The INTI Industry vs. Graduates Survey is the third in a series of groundbreaking surveys commissioned by INTI to deliver on its promise of being a “Champion of Change” in Malaysia.
The stark and visible mismatch of expectations between employers and students who are gearing up for the employment market will face the ultimate litmus test during tougher economic times, when more stringent recruitment policies are in place.
“INTI commissioned this study to understand the expectations of students upon graduating, and the companies that employ them; we wanted to have the data points to ensure we are meeting the needs of our key stakeholders. We were very surprised by the dichotomy of views as it is clear that the expectations and perceptions of both segments are diametrically opposed. Left unchecked, this mismatch in expectations will widen further and result in a strain on the system, with young graduates either unemployed or job-hopping, and employers facing high turnover or unable to secure the right talent for their needs,” said CEO of INTI, Rohit Sharma.
The survey also revealed that while 79 percent of parents and students believe that soft skills have improved amongst present day graduates, 84 percent of employers strongly disagree, stating that despite strong academic results, graduates today lack the pre-requisite soft skills for workplace success.
Another key finding is the importance placed on soft skills, with students and parents placing equal importance on communications, collaborative skills, critical thinking and creativity, while employers rank communications as the first and most important skill they seek in the talent they employ and retain.
“As an institution of higher learning that prepares students for employment, we will need to convert the key findings into action points that can result in positive outcomes for both the graduates and employers,” Sharma explained.
Another area of shared expectations is in work experience, with 87 percent of employers agreeing that students who graduate from institutions that focus on internships tend to perform better, while 90 percent of the parents and students surveyed agreed that this will result in better employment prospects.

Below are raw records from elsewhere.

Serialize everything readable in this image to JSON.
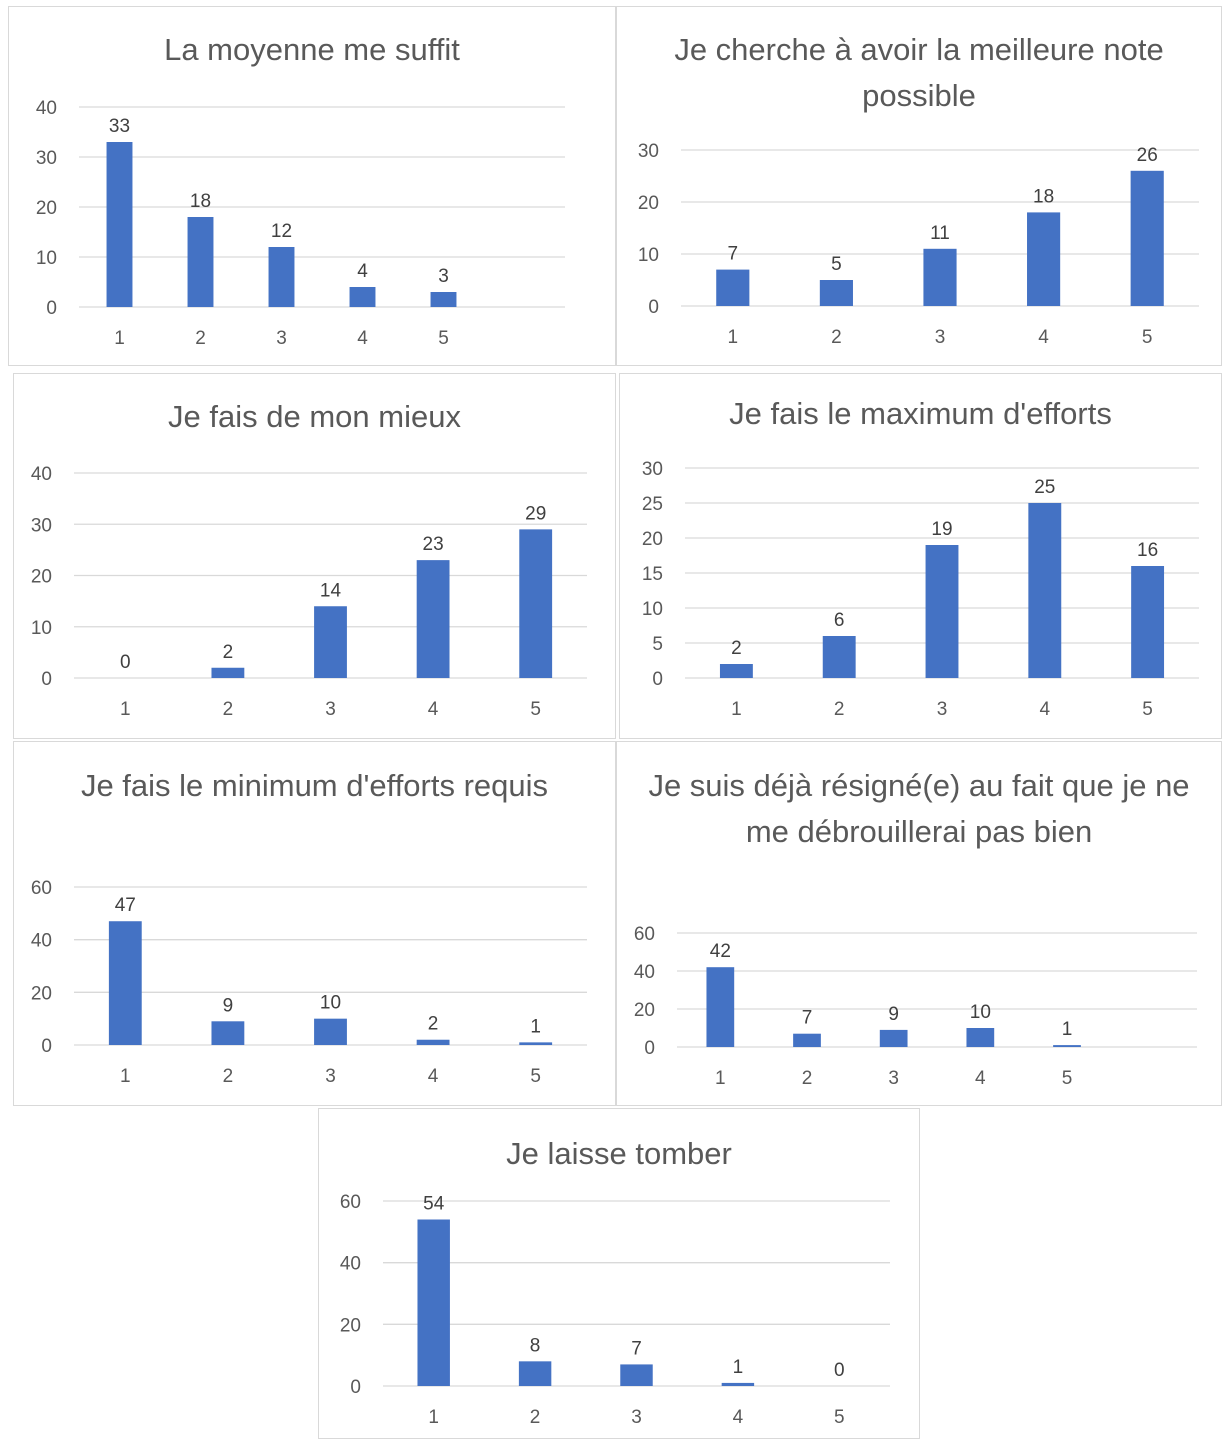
{
  "colors": {
    "bar": "#4472c4",
    "grid": "#d9d9d9",
    "text": "#595959",
    "label": "#404040"
  },
  "chart_data": [
    {
      "type": "bar",
      "title": "La moyenne me suffit",
      "categories": [
        "1",
        "2",
        "3",
        "4",
        "5"
      ],
      "values": [
        33,
        18,
        12,
        4,
        3
      ],
      "yticks": [
        0,
        10,
        20,
        30,
        40
      ],
      "ylim": [
        0,
        40
      ],
      "xlabel": "",
      "ylabel": "",
      "grid": true
    },
    {
      "type": "bar",
      "title": "Je cherche à avoir la meilleure note possible",
      "categories": [
        "1",
        "2",
        "3",
        "4",
        "5"
      ],
      "values": [
        7,
        5,
        11,
        18,
        26
      ],
      "yticks": [
        0,
        10,
        20,
        30
      ],
      "ylim": [
        0,
        30
      ],
      "xlabel": "",
      "ylabel": "",
      "grid": true
    },
    {
      "type": "bar",
      "title": "Je fais de mon mieux",
      "categories": [
        "1",
        "2",
        "3",
        "4",
        "5"
      ],
      "values": [
        0,
        2,
        14,
        23,
        29
      ],
      "yticks": [
        0,
        10,
        20,
        30,
        40
      ],
      "ylim": [
        0,
        40
      ],
      "xlabel": "",
      "ylabel": "",
      "grid": true
    },
    {
      "type": "bar",
      "title": "Je fais le maximum d'efforts",
      "categories": [
        "1",
        "2",
        "3",
        "4",
        "5"
      ],
      "values": [
        2,
        6,
        19,
        25,
        16
      ],
      "yticks": [
        0,
        5,
        10,
        15,
        20,
        25,
        30
      ],
      "ylim": [
        0,
        30
      ],
      "xlabel": "",
      "ylabel": "",
      "grid": true
    },
    {
      "type": "bar",
      "title": "Je fais le minimum d'efforts requis",
      "categories": [
        "1",
        "2",
        "3",
        "4",
        "5"
      ],
      "values": [
        47,
        9,
        10,
        2,
        1
      ],
      "yticks": [
        0,
        20,
        40,
        60
      ],
      "ylim": [
        0,
        60
      ],
      "xlabel": "",
      "ylabel": "",
      "grid": true
    },
    {
      "type": "bar",
      "title": "Je suis déjà résigné(e) au fait que je ne me débrouillerai pas bien",
      "categories": [
        "1",
        "2",
        "3",
        "4",
        "5"
      ],
      "values": [
        42,
        7,
        9,
        10,
        1
      ],
      "yticks": [
        0,
        20,
        40,
        60
      ],
      "ylim": [
        0,
        60
      ],
      "xlabel": "",
      "ylabel": "",
      "grid": true
    },
    {
      "type": "bar",
      "title": "Je laisse tomber",
      "categories": [
        "1",
        "2",
        "3",
        "4",
        "5"
      ],
      "values": [
        54,
        8,
        7,
        1,
        0
      ],
      "yticks": [
        0,
        20,
        40,
        60
      ],
      "ylim": [
        0,
        60
      ],
      "xlabel": "",
      "ylabel": "",
      "grid": true
    }
  ]
}
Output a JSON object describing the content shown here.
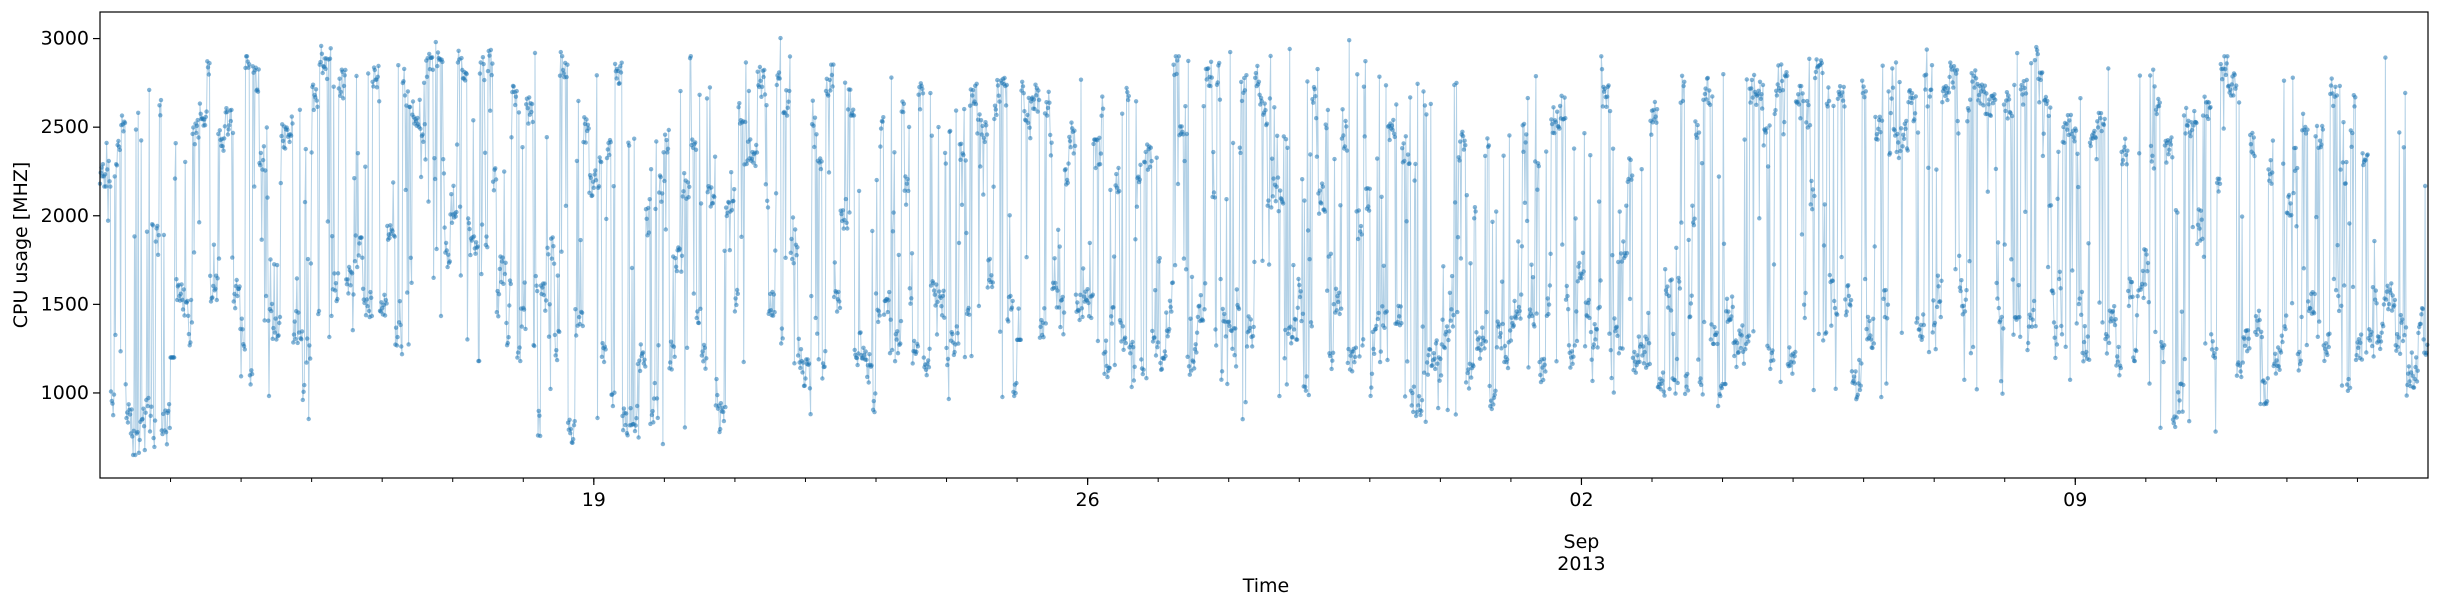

“The ability to understand the issues at hand and address them at the core is essential for academic institutions seeking to develop talent with the relevant skill-set, academic qualifications and the right balance of aptitude and attitude. Having worked closely with over 400 employer partners, we realize that there is a mismatch in expectations, and we wanted to understand this better to provide the right solutions,” explained Sharma.
With partners ranging from global multinational corporations including IBM, Google, Microsoft and Malaysian giants like Maybank, INTI has the distinction of being able to ensure 100 percent internship placements for all of its students. “Additionally, 78 percent of INTI graduates earn above market average salaries in their first jobs, and 97 percent are being employed within six months of their graduation,” Sharma said.
He stressed that more needs to be done. “This is even more critical in the current economic climate where 53 percent of the employers interviewed indicated that they have more stringent hiring policies in place.”
Following the media briefing on the survey, INTI also hosted a panel discussion comprised of Sharma; Leon Foong, general manager of Uber Malaysia; Daren Yoong, relationship manager at LinkedIn and Nur Azre Abdul Aziz, an international business and management student from the Northwood University program at INTI.